Nach einer halben Stunde hörte der Höllenlärm auf, ebenso jäh, wie er angefangen hatte, und man konnte jetzt ein lebhaftes Geknatter vom linken Flügel hören, wo General Reille seine Infanterie gegen das Schloß Houguemont führte.

Napoleon achtete besonders eifrig darauf, ob der Gegner sich durch jene Kämpfe verleiten lassen würde, Truppen zur Unterstützung seines rechten Flügels heranzuziehen, und so seinen linken, gegen den der Hauptangriff beabsichtigt war, zu schwächen.

Er wollte eben Ney befehlen, mit dem Zentrum und dem rechten Flügel vorzugehen.

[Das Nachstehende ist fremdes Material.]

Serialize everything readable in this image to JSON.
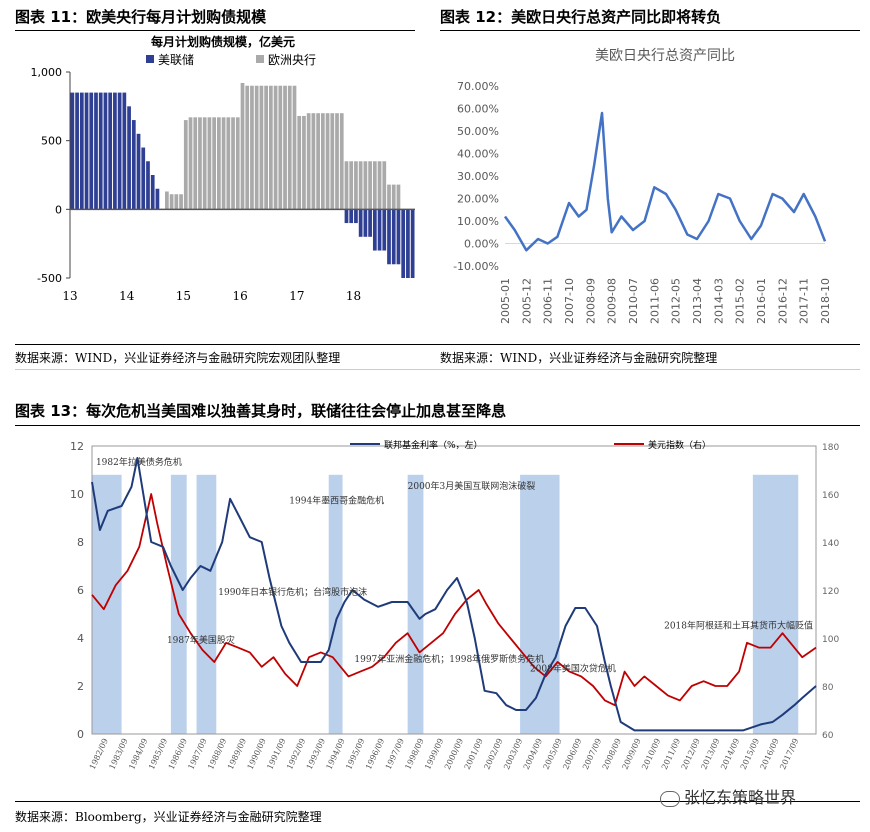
{
  "fig11": {
    "title": "图表 11：欧美央行每月计划购债规模",
    "source": "数据来源：WIND，兴业证券经济与金融研究院宏观团队整理"
  },
  "fig12": {
    "title": "图表 12：美欧日央行总资产同比即将转负",
    "source": "数据来源：WIND，兴业证券经济与金融研究院整理"
  },
  "fig13": {
    "title": "图表 13：每次危机当美国难以独善其身时，联储往往会停止加息甚至降息",
    "source": "数据来源：Bloomberg，兴业证券经济与金融研究院整理"
  },
  "watermark": "张忆东策略世界",
  "chart_data": [
    {
      "id": "fig11",
      "type": "bar",
      "title": "每月计划购债规模，亿美元",
      "legend_position": "top",
      "ylim": [
        -500,
        1000
      ],
      "yticks": [
        "-500",
        "0",
        "500",
        "1,000"
      ],
      "x_tick_labels": [
        "13",
        "14",
        "15",
        "16",
        "17",
        "18"
      ],
      "x_tick_positions": [
        0,
        12,
        24,
        36,
        48,
        60
      ],
      "colors": {
        "美联储": "#2f3f93",
        "欧洲央行": "#aaaaaa"
      },
      "series": [
        {
          "name": "美联储",
          "start_index": 0,
          "values": [
            850,
            850,
            850,
            850,
            850,
            850,
            850,
            850,
            850,
            850,
            850,
            850,
            750,
            650,
            550,
            450,
            350,
            250,
            150,
            0,
            0,
            0,
            0,
            0,
            0,
            0,
            0,
            0,
            0,
            0,
            0,
            0,
            0,
            0,
            0,
            0,
            0,
            0,
            0,
            0,
            0,
            0,
            0,
            0,
            0,
            0,
            0,
            0,
            0,
            0,
            0,
            0,
            0,
            0,
            0,
            0,
            0,
            0,
            -100,
            -100,
            -100,
            -200,
            -200,
            -200,
            -300,
            -300,
            -300,
            -400,
            -400,
            -400,
            -500,
            -500,
            -500
          ]
        },
        {
          "name": "欧洲央行",
          "start_index": 0,
          "values": [
            0,
            0,
            0,
            0,
            0,
            0,
            0,
            0,
            0,
            0,
            0,
            0,
            0,
            0,
            0,
            0,
            0,
            0,
            0,
            0,
            130,
            110,
            110,
            110,
            650,
            670,
            670,
            670,
            670,
            670,
            670,
            670,
            670,
            670,
            670,
            670,
            920,
            900,
            900,
            900,
            900,
            900,
            900,
            900,
            900,
            900,
            900,
            900,
            680,
            680,
            700,
            700,
            700,
            700,
            700,
            700,
            700,
            700,
            350,
            350,
            350,
            350,
            350,
            350,
            350,
            350,
            350,
            180,
            180,
            180,
            0,
            0
          ]
        }
      ]
    },
    {
      "id": "fig12",
      "type": "line",
      "title": "美欧日央行总资产同比",
      "ylim": [
        -10,
        70
      ],
      "yticks": [
        "-10.00%",
        "0.00%",
        "10.00%",
        "20.00%",
        "30.00%",
        "40.00%",
        "50.00%",
        "60.00%",
        "70.00%"
      ],
      "x_tick_labels": [
        "2005-01",
        "2005-12",
        "2006-11",
        "2007-10",
        "2008-09",
        "2009-08",
        "2010-07",
        "2011-06",
        "2012-05",
        "2013-04",
        "2014-03",
        "2015-02",
        "2016-01",
        "2016-12",
        "2017-11",
        "2018-10"
      ],
      "color": "#4472c4",
      "series": [
        {
          "name": "美欧日央行总资产同比",
          "x": [
            "2005-01",
            "2005-06",
            "2005-12",
            "2006-06",
            "2006-11",
            "2007-04",
            "2007-10",
            "2008-03",
            "2008-07",
            "2008-11",
            "2009-03",
            "2009-06",
            "2009-08",
            "2010-01",
            "2010-07",
            "2011-01",
            "2011-06",
            "2011-12",
            "2012-05",
            "2012-11",
            "2013-04",
            "2013-10",
            "2014-03",
            "2014-09",
            "2015-02",
            "2015-08",
            "2016-01",
            "2016-07",
            "2016-12",
            "2017-06",
            "2017-11",
            "2018-05",
            "2018-10"
          ],
          "y": [
            12,
            6,
            -3,
            2,
            0,
            3,
            18,
            12,
            15,
            35,
            58,
            20,
            5,
            12,
            6,
            10,
            25,
            22,
            15,
            4,
            2,
            10,
            22,
            20,
            10,
            2,
            8,
            22,
            20,
            14,
            22,
            12,
            1
          ]
        }
      ]
    },
    {
      "id": "fig13",
      "type": "line",
      "x_tick_labels": [
        "1982/09",
        "1983/09",
        "1984/09",
        "1985/09",
        "1986/09",
        "1987/09",
        "1988/09",
        "1989/09",
        "1990/09",
        "1991/09",
        "1992/09",
        "1993/09",
        "1994/09",
        "1995/09",
        "1996/09",
        "1997/09",
        "1998/09",
        "1999/09",
        "2000/09",
        "2001/09",
        "2002/09",
        "2003/09",
        "2004/09",
        "2005/09",
        "2006/09",
        "2007/09",
        "2008/09",
        "2009/09",
        "2010/09",
        "2011/09",
        "2012/09",
        "2013/09",
        "2014/09",
        "2015/09",
        "2016/09",
        "2017/09"
      ],
      "left_axis": {
        "ylim": [
          0,
          12
        ],
        "ticks": [
          "0",
          "2",
          "4",
          "6",
          "8",
          "10",
          "12"
        ]
      },
      "right_axis": {
        "ylim": [
          60,
          180
        ],
        "ticks": [
          "60",
          "80",
          "100",
          "120",
          "140",
          "160",
          "180"
        ]
      },
      "legend": [
        "联邦基金利率（%，左）",
        "美元指数（右）"
      ],
      "colors": {
        "联邦基金利率（%，左）": "#1f3b7a",
        "美元指数（右）": "#c00000",
        "shade": "#a9c4e6"
      },
      "shaded_periods": [
        [
          1982.0,
          1983.5
        ],
        [
          1986.0,
          1986.8
        ],
        [
          1987.3,
          1988.3
        ],
        [
          1994.0,
          1994.7
        ],
        [
          1998.0,
          1998.8
        ],
        [
          2003.7,
          2005.7
        ],
        [
          2015.5,
          2017.8
        ]
      ],
      "annotations": [
        {
          "text": "1982年拉美债务危机",
          "x": 1982.2,
          "y": 11.2
        },
        {
          "text": "1987年美国股灾",
          "x": 1985.8,
          "y": 3.8
        },
        {
          "text": "1990年日本银行危机；台湾股市泡沫",
          "x": 1988.4,
          "y": 5.8
        },
        {
          "text": "1994年墨西哥金融危机",
          "x": 1992.0,
          "y": 9.6
        },
        {
          "text": "2000年3月美国互联网泡沫破裂",
          "x": 1998.0,
          "y": 10.2
        },
        {
          "text": "1997年亚洲金融危机；1998年俄罗斯债务危机",
          "x": 1995.3,
          "y": 3.0
        },
        {
          "text": "2008年美国次贷危机",
          "x": 2004.2,
          "y": 2.6
        },
        {
          "text": "2018年阿根廷和土耳其货币大幅贬值",
          "x": 2011.0,
          "y": 4.4
        }
      ],
      "series": [
        {
          "name": "联邦基金利率（%，左）",
          "axis": "left",
          "x": [
            1982.0,
            1982.4,
            1982.8,
            1983.5,
            1984.0,
            1984.3,
            1984.6,
            1985.0,
            1985.6,
            1986.0,
            1986.6,
            1987.0,
            1987.5,
            1988.0,
            1988.6,
            1989.0,
            1989.5,
            1990.0,
            1990.6,
            1991.0,
            1991.6,
            1992.0,
            1992.6,
            1993.0,
            1993.6,
            1994.0,
            1994.4,
            1994.8,
            1995.2,
            1995.8,
            1996.5,
            1997.2,
            1998.0,
            1998.6,
            1998.9,
            1999.4,
            2000.0,
            2000.5,
            2001.0,
            2001.4,
            2001.9,
            2002.5,
            2003.0,
            2003.5,
            2004.0,
            2004.5,
            2005.0,
            2005.5,
            2006.0,
            2006.5,
            2007.0,
            2007.6,
            2008.0,
            2008.3,
            2008.8,
            2009.5,
            2011.0,
            2013.0,
            2015.0,
            2015.9,
            2016.5,
            2017.0,
            2017.6,
            2018.0,
            2018.7
          ],
          "y": [
            10.5,
            8.5,
            9.3,
            9.5,
            10.3,
            11.5,
            10.0,
            8.0,
            7.8,
            7.0,
            6.0,
            6.5,
            7.0,
            6.8,
            8.0,
            9.8,
            9.0,
            8.2,
            8.0,
            6.5,
            4.5,
            3.8,
            3.0,
            3.0,
            3.0,
            3.5,
            4.8,
            5.5,
            6.0,
            5.6,
            5.3,
            5.5,
            5.5,
            4.8,
            5.0,
            5.2,
            6.0,
            6.5,
            5.5,
            4.0,
            1.8,
            1.7,
            1.2,
            1.0,
            1.0,
            1.5,
            2.5,
            3.2,
            4.5,
            5.25,
            5.25,
            4.5,
            3.0,
            2.0,
            0.5,
            0.15,
            0.15,
            0.15,
            0.15,
            0.4,
            0.5,
            0.8,
            1.2,
            1.5,
            2.0
          ]
        },
        {
          "name": "美元指数（右）",
          "axis": "right",
          "x": [
            1982.0,
            1982.6,
            1983.2,
            1983.8,
            1984.4,
            1985.0,
            1985.3,
            1985.8,
            1986.4,
            1987.0,
            1987.6,
            1988.2,
            1988.8,
            1989.4,
            1990.0,
            1990.6,
            1991.2,
            1991.8,
            1992.4,
            1993.0,
            1993.6,
            1994.2,
            1995.0,
            1995.6,
            1996.2,
            1996.8,
            1997.4,
            1998.0,
            1998.6,
            1999.2,
            1999.8,
            2000.4,
            2001.0,
            2001.6,
            2002.0,
            2002.6,
            2003.2,
            2003.8,
            2004.4,
            2005.0,
            2005.6,
            2006.2,
            2006.8,
            2007.4,
            2008.0,
            2008.5,
            2009.0,
            2009.5,
            2010.0,
            2010.6,
            2011.2,
            2011.8,
            2012.4,
            2013.0,
            2013.6,
            2014.2,
            2014.8,
            2015.2,
            2015.8,
            2016.4,
            2017.0,
            2017.6,
            2018.0,
            2018.7
          ],
          "y": [
            118,
            112,
            122,
            128,
            138,
            160,
            148,
            130,
            110,
            102,
            95,
            90,
            98,
            96,
            94,
            88,
            92,
            85,
            80,
            92,
            94,
            92,
            84,
            86,
            88,
            92,
            98,
            102,
            94,
            98,
            102,
            110,
            116,
            120,
            114,
            106,
            100,
            94,
            88,
            84,
            90,
            86,
            84,
            80,
            74,
            72,
            86,
            80,
            84,
            80,
            76,
            74,
            80,
            82,
            80,
            80,
            86,
            98,
            96,
            96,
            102,
            96,
            92,
            96
          ]
        }
      ]
    }
  ]
}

Als er aber vorher die Gegend mit dem Fernrohr absuchte, stutzte er plötzlich, reichte Soult das Glas und sagte: „Sehen Sie dorthin, Herr Herzog, nach [pg 422]rechts, neben der Kapelle von St.-Lambert – dort, ja! Ich sah da einen beweglichen Schatten. Was halten Sie davon?“

„Es könnten die Wipfel eines Gehölzes sein“, sagte der Marschall und gab das Fernrohr zurück.

„Es sind Truppen in Marsch!“ sagte Napoleon und reichte sein Fernrohr weiter an die anderen Offiziere, die seine Annahme bestätigten.

Klein wie die Figuren einer Spielzeugschachtel bewegten sich die Truppen auf der fernen Anhöhe, aber so vom blauen Dunst umnebelt, daß weder Bewaffnung noch Uniform zu erkennen waren.

„Es können die Preußen sein!“ meinte ein Offizier, indem er dem Kaiser das Fernrohr zurückgab.

„Es muß Grouchy sein!“ erwiderte Napoleon gereizt. „Man soll sofort Kavallerie zum Rekognoszieren aussenden! Bis die Frage geklärt ist, unterbleibt der Angriff Neys!“

Er brauchte nicht lange auf Bescheid zu warten.